Я положил в карман свои двести пятьдесят. Горячо, горячо, горячо.
— Скажи ему, чтобы надел униформу, Бэби, — проговорила Сладкая.
— Надень это, — велела мне Бэби и протянула черный прозрачный фартук.
О’кей, я вполне мог с этим смириться. Я начал повязывать фартук, решив, что это как костюм в дурацком французском фарсе.
Сладкая и Бэби зашептались и захихикали, глядя на меня. Я так покраснел, что у меня даже кожа головы стала ярко-розовой, как тогда, когда отец обрил мне череп налысо и я схлопотал солнечный ожог.
— Скажи ему, что он должен раздеться, прежде чем надевать фартук, — сказала Сладкая.
Бэби перевела.
И почему взрослые женщины так любят разглядывать голых мальчиков? Я думал об этом, пока раздевался и надевал черный прозрачный французский фартук. И еще больше покраснел.
— Скажи ему, чтобы полировал серебро, — сказала Сладкая.
— Приступай, — прошептала Бэби.
Волей-неволей у меня возникло столько фантазий, когда я шел сюда, — две пары грудей, два влажных рта, и то и се. Полировка серебра во французском фартучке даже близко не входила в этот список.
Клиент всегда прав. И деньги уже в моем кармане. Так что я встал с торчащей голой задницей и начал полировать серебро, кося глазом на Бэби и Сладкую, которые заглатывали друг друга, как две изголодавшиеся змеи.
— Скажи мальчику, чтобы не смотрел на нас, Беби, — Сладкая одарила меня таким взглядом, будто я — отброс общества.
— Не смотри на нас! — крикнула Бэби.
— Я не… — начал было я.
— Скажи ему, чтобы не разговаривал, — прошипела Сладкая.
— Молчи, просто полируй серебро, — ледяным тоном приказала Бэби.
Я заткнулся и отвел глаза. Я полировал серебро. Что интересно, так это то, что серебро явно не нуждалось в этом.
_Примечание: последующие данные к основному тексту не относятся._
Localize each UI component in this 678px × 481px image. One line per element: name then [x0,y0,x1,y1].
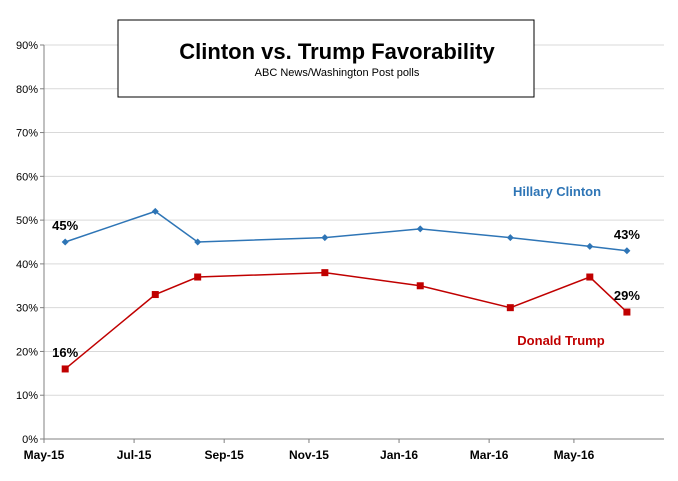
hillary-clinton-point [506,234,514,242]
hillary-clinton-point [586,242,594,250]
hillary-clinton-point [61,238,69,246]
donald-trump-point [61,365,69,373]
hillary-clinton-point [151,207,159,215]
hillary-clinton-data-label: 45% [52,218,78,233]
x-tick-label: Mar-16 [470,448,509,462]
donald-trump-point [623,308,631,316]
donald-trump-point [416,282,424,290]
legend-hillary-clinton: Hillary Clinton [513,184,601,199]
donald-trump-data-label: 16% [52,345,78,360]
donald-trump-point [586,273,594,281]
y-tick-label: 70% [16,128,38,140]
y-tick-label: 50% [16,215,38,227]
legend: Hillary Clinton Donald Trump [513,184,605,348]
donald-trump-data-label: 29% [614,288,640,303]
y-tick-label: 80% [16,84,38,96]
chart-subtitle: ABC News/Washington Post polls [255,67,420,79]
x-tick-label: Sep-15 [204,448,244,462]
donald-trump-point [506,304,514,312]
y-tick-label: 0% [22,434,38,446]
hillary-clinton-line [64,210,627,252]
donald-trump-point [151,291,159,299]
donald-trump-point [194,273,202,281]
y-tick-label: 40% [16,259,38,271]
hillary-clinton-point [416,225,424,233]
x-axis: May-15 Jul-15 Sep-15 Nov-15 Jan-16 Mar-16 May-… [24,439,595,462]
plot-area [44,45,664,439]
hillary-clinton-point [194,238,202,246]
donald-trump-point [321,269,329,277]
x-tick-label: Jan-16 [380,448,418,462]
x-tick-label: May-15 [24,448,65,462]
y-tick-label: 90% [16,40,38,52]
hillary-clinton-point [623,247,631,255]
title-box-frame [117,19,535,98]
x-tick-label: May-16 [554,448,595,462]
x-tick-label: Jul-15 [117,448,152,462]
legend-donald-trump: Donald Trump [517,333,604,348]
hillary-clinton-point [321,234,329,242]
title-box: Clinton vs. Trump Favorability ABC News/… [117,19,535,98]
y-tick-label: 30% [16,303,38,315]
y-tick-label: 60% [16,171,38,183]
donald-trump-line [64,271,628,370]
y-axis: 0% 10% 20% 30% 40% 50% 60% 70% 80% 90% [16,40,44,446]
y-tick-label: 10% [16,390,38,402]
y-tick-label: 20% [16,346,38,358]
chart-title: Clinton vs. Trump Favorability [179,39,495,64]
x-tick-label: Nov-15 [289,448,329,462]
series-group: 45% 43% 16% 29% [52,207,640,373]
hillary-clinton-data-label: 43% [614,227,640,242]
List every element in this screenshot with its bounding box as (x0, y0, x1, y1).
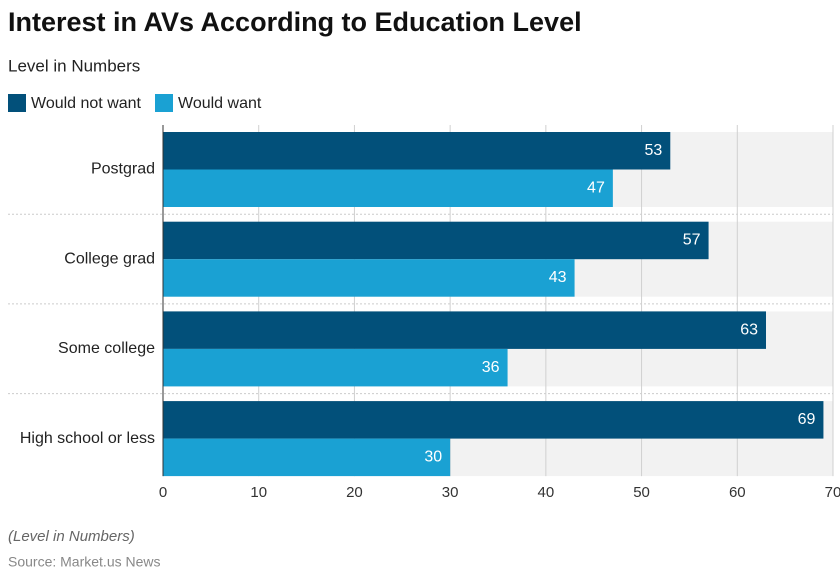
bar (163, 221, 709, 260)
x-tick-label: 30 (442, 484, 459, 501)
legend-swatch (8, 94, 26, 112)
bar (163, 259, 575, 297)
x-tick-label: 40 (538, 484, 555, 501)
x-tick-label: 50 (633, 484, 650, 501)
value-label: 57 (683, 232, 701, 249)
value-label: 36 (482, 359, 500, 376)
x-tick-label: 60 (729, 484, 746, 501)
legend-label: Would not want (31, 95, 142, 112)
y-tick-label: High school or less (20, 430, 155, 447)
note: (Level in Numbers) (8, 528, 135, 545)
x-tick-label: 70 (825, 484, 840, 501)
value-label: 63 (740, 321, 758, 338)
y-tick-label: Postgrad (91, 161, 155, 178)
bar (163, 401, 824, 439)
y-tick-label: Some college (58, 340, 155, 357)
bar (163, 311, 766, 349)
bar (163, 132, 671, 170)
legend-label: Would want (178, 95, 262, 112)
chart-title: Interest in AVs According to Education L… (8, 7, 582, 37)
x-tick-label: 10 (250, 484, 267, 501)
value-label: 47 (587, 179, 605, 196)
value-label: 69 (798, 411, 816, 428)
bar (163, 348, 508, 387)
x-tick-label: 0 (159, 484, 167, 501)
bar (163, 438, 451, 477)
chart-subtitle: Level in Numbers (8, 56, 140, 75)
value-label: 30 (424, 449, 442, 466)
x-tick-label: 20 (346, 484, 363, 501)
legend-swatch (155, 94, 173, 112)
value-label: 53 (644, 142, 662, 159)
y-tick-label: College grad (64, 250, 155, 267)
value-label: 43 (549, 269, 567, 286)
bar (163, 169, 613, 207)
source: Source: Market.us News (8, 554, 161, 570)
Оно было таким чистеньким, что им можно было сразу сервировать стол.
Игру «Янки» должны были транслировать по телевизору, и болельщики собирались перед экраном, чтобы посмотреть матч. Мне было пять лет, и я полностью тонул в большом кресле в гостиной. У нас был огромный телевизор, почти такой же большой, как экран в кинотеатре. Когда начали исполнять национальный гимн, мои мать и отец встали, положили руку на сердце и начали подпевать. Я присоединился к ним.